Students' Task

Students observe the motion of a puck tethered to the center of the airtable. Then they plot the potential energy for the puck on their small whiteboards. A class discussion follows based on what students have written on their whiteboards.

Introduction

Students begin this activity by observing the motion of the puck on the airtable. The puck is pushed so that it passes close to, but does not strike, the pin in the center of the table. Students are asked to observe the motion of the puck. Then students are asked to respond, “On your small white board, make a plot of the potential energy.” Don't give a more precise prompt.

Student Conversations

After students have made their plots, the class discusses a variety of student responses.

This question is deliberately ambiguous to encourage a diversity of answers. This elicits responses that reveal information about what the students think is important about what they observed and what they expect to be thinking about with this type of problem.
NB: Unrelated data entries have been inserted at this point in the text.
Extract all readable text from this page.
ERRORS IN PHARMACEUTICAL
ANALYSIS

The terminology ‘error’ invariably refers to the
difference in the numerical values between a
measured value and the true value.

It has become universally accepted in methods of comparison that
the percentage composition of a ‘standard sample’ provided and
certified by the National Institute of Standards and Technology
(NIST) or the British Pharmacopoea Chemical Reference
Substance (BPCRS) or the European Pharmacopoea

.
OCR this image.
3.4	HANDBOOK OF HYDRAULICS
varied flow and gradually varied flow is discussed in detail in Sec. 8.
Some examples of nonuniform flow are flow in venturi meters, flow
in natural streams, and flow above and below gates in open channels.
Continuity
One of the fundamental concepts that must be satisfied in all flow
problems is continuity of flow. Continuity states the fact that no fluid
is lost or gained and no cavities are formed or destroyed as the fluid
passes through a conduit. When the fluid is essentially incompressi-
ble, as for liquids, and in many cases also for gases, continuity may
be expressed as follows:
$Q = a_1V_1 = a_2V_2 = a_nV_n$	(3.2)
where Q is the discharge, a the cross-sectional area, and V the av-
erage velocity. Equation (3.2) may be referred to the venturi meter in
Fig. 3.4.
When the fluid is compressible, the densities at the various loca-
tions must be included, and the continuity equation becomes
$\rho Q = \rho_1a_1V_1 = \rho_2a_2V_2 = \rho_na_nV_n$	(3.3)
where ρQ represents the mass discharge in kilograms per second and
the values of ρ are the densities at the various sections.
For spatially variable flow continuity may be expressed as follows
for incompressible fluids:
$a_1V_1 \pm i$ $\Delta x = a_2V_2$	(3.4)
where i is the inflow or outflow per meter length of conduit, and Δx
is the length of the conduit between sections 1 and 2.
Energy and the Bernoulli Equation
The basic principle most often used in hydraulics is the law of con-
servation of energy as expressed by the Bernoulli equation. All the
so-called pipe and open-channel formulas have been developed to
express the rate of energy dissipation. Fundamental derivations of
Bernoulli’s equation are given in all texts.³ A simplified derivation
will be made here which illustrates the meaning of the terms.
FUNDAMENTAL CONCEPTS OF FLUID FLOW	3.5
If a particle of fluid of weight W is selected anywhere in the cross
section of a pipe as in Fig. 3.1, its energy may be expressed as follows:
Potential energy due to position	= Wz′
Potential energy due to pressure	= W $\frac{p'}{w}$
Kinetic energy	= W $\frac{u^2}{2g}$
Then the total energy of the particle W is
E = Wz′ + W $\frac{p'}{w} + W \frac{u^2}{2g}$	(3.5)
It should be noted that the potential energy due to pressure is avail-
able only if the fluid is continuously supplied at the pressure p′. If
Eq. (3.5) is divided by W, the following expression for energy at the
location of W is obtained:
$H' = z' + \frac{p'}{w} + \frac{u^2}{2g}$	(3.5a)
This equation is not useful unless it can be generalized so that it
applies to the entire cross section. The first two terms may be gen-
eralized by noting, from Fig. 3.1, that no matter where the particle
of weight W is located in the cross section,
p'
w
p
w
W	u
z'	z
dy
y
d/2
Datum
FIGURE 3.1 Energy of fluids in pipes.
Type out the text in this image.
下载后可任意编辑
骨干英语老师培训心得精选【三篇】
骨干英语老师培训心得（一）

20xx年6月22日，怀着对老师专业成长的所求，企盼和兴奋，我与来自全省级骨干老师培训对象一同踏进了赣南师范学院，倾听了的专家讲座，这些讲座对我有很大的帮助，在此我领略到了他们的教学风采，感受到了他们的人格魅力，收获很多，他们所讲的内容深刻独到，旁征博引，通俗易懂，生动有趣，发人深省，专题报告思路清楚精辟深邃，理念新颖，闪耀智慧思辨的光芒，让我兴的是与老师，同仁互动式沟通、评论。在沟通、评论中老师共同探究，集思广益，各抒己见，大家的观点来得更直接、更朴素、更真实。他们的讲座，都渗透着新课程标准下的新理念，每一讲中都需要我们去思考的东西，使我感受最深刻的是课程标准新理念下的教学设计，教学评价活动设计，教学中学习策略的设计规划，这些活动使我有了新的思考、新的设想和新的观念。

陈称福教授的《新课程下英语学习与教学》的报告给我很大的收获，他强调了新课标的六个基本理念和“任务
Since the question is worded ambiguously, students draw a variety of plots including:

• The most common example of potential energy that students see in an introductory course is gravitational potential energy, for which energy and height are proportional. Some students may need to think about the fact that they can plot potential energy on the vertical axis when the puck stays on the surface of the table.
• Many students will make a plot of \(U\) as a function of both \(r\) and \(\phi\).
• A few students will make a plot of \(U\) vs. time or angle.
• A number of students may plot the canonical variables (\(U\) vs. \(r\)) but will draw a parabola with the vertex centered at the origin, forgetting that the piece of thread means that there is constant potential energy out to some fixed radius. Only beyond that radius does the potential energy increase.

After discussing several student responses, it is useful to ask the students whether or not they think the force acting on the puck is a central force and to justify their answer. This typically leads to a review of the properties of a central force.

Wrap-up

While confirming that many different representations are correct, and may be useful in certain circumstances, there is a conventional representation that is commonly used, with which they should be familiar.

It is important to mention that for central force problems, physicists typically write down the potential energy as a function of \(r\) since the force between the particles is only a function of the distance between them. Make sure that the students have the opportunity to see this graph and think about which parameters are shown.